YoNoSplat
[ICLR'26] YoNoSplat: You Only Need One Model for Feedforward 3D Gaussian Splatting
Install / Use
/learn @cvg/YoNoSplatREADME
TODO
- [x] Release code and pretrained models
- [ ] Release high-resolution models
- [ ] Dynamic dataloaders for training on more datasets
- [ ] Release models trained on a mixture of more datasets
Installation
Our code requires Python 3.10+ and is developed with PyTorch 2.1.2 and CUDA 11.8, but it should work with higher PyTorch/CUDA versions as well.
- Clone YoNoSplat.
git clone https://github.com/cvg/YoNoSplat
cd YoNoSplat
- Create the environment (example using conda).
conda create -y -n yonosplat python=3.10
conda activate yonosplat
pip install torch==2.1.2 torchvision==0.16.2 torchaudio==2.1.2 --index-url https://download.pytorch.org/whl/cu118
pip install -r requirements.txt
Pre-trained Checkpoints
Pre-trained Checkpoints
Our models are hosted on Hugging Face 🤗
| Model name | Training resolutions | Training data |
|:-------------------------------------------------------------------------------------------------:|:--------------------:|:-------------:|
| re10k.ckpt | 224x224 | re10k |
| dl3dv.ckpt | 224x224 | dl3dv |
Download the checkpoints and place them in the pretrained_weights/ directory.
Camera Conventions
The camera system follows the pixelSplat convention:
- Intrinsics: Normalized camera intrinsic matrices (first row divided by image width, second row divided by image height)

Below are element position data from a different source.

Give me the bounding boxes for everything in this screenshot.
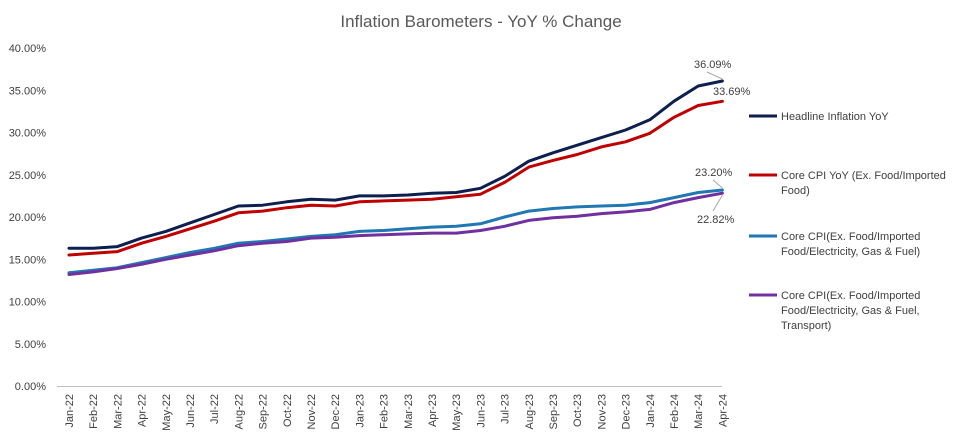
x-tick-label: Jan-22 [64,394,76,428]
y-tick-label: 10.00% [9,297,47,309]
legend-label: Core CPI(Ex. Food/Imported [781,290,920,302]
series-line-2 [67,99,724,257]
legend-label: Food/Electricity, Gas & Fuel) [781,246,920,258]
x-tick-label: Apr-24 [717,394,729,427]
x-tick-label: Mar-24 [693,394,705,429]
y-axis-ticks: 0.00% 5.00% 10.00% 15.00% 20.00% 25.00% 30.00%… [9,43,47,393]
data-labels: 36.09% 33.69% 23.20% 22.82% [694,59,751,226]
x-tick-label: Feb-23 [379,394,391,429]
x-tick-label: Jun-23 [475,394,487,428]
x-tick-label: Oct-22 [282,394,294,427]
series-lines [67,79,724,276]
y-tick-label: 25.00% [9,170,47,182]
legend-label: Core CPI(Ex. Food/Imported [781,231,920,243]
x-tick-label: Jul-23 [500,394,512,424]
series-line-3 [67,188,724,275]
data-label-leader [706,71,723,80]
x-tick-label: Sep-22 [258,394,270,429]
x-tick-label: Jan-24 [645,394,657,428]
data-label-leader [712,179,723,189]
chart-title: Inflation Barometers - YoY % Change [340,12,621,31]
x-tick-label: Nov-22 [306,394,318,429]
data-label-2: 33.69% [713,86,751,98]
x-tick-label: Jun-22 [185,394,197,428]
x-tick-label: Mar-23 [403,394,415,429]
x-tick-label: Dec-22 [330,394,342,429]
x-tick-label: May-22 [161,394,173,431]
y-tick-label: 40.00% [9,43,47,55]
x-tick-label: Oct-23 [572,394,584,427]
series-line-4 [67,191,724,276]
x-tick-label: Mar-22 [112,394,124,429]
data-label-4: 22.82% [697,214,735,226]
x-tick-label: Aug-22 [233,394,245,429]
x-tick-label: Feb-22 [88,394,100,429]
y-tick-label: 35.00% [9,85,47,97]
data-label-leader [712,194,723,212]
y-tick-label: 15.00% [9,254,47,266]
legend-label: Headline Inflation YoY [781,111,889,123]
legend-label: Food) [781,185,810,197]
x-tick-label: Sep-23 [548,394,560,429]
legend-label: Food/Electricity, Gas & Fuel, [781,305,920,317]
series-line-1 [67,79,724,250]
data-label-3: 23.20% [695,167,733,179]
x-tick-label: Nov-23 [596,394,608,429]
x-tick-label: Dec-23 [621,394,633,429]
x-tick-label: Aug-23 [524,394,536,429]
y-tick-label: 5.00% [15,339,46,351]
x-tick-label: May-23 [451,394,463,431]
data-label-1: 36.09% [694,59,732,71]
x-tick-label: Apr-22 [137,394,149,427]
x-tick-label: Jan-23 [354,394,366,428]
legend-label: Core CPI YoY (Ex. Food/Imported [781,170,946,182]
legend: Headline Inflation YoY Core CPI YoY (Ex. … [749,111,946,332]
x-tick-label: Feb-24 [669,394,681,429]
x-tick-label: Apr-23 [427,394,439,427]
x-axis-ticks: Jan-22 Feb-22 Mar-22 Apr-22 May-22 Jun-22 Jul-… [64,394,729,431]
legend-label: Transport) [781,320,831,332]
y-tick-label: 0.00% [15,381,46,393]
y-tick-label: 20.00% [9,212,47,224]
y-tick-label: 30.00% [9,128,47,140]
x-tick-label: Jul-22 [209,394,221,424]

- Extrinsics: OpenCV-style camera-to-world matrices (+X right, +Y down, +Z forward into the scene)
Datasets
Please refer to DATASETS.md for dataset preparation instructions.
Running the Code
Evaluation
Please refer to EVALUATION.md for detailed evaluation commands, including novel view synthesis, pose estimation, and metrics calculation.
Training
First download the Pi3 pretrained model and save it as ./pretrained_weights/pi3.safetensors directory.
Train on RealEstate10K (multi-view, 2-32 input views)
python -m src.main \
+experiment=yono_re10k \
trainer.num_nodes=8 \
wandb.mode=online \
wandb.name=re10k_ctx2to32 \
optimizer.lr=1e-4 \
data_loader.train.batch_size=1 \
checkpointing.save_weights_only=false \
dataset.re10k.view_sampler.num_context_views=[2,32]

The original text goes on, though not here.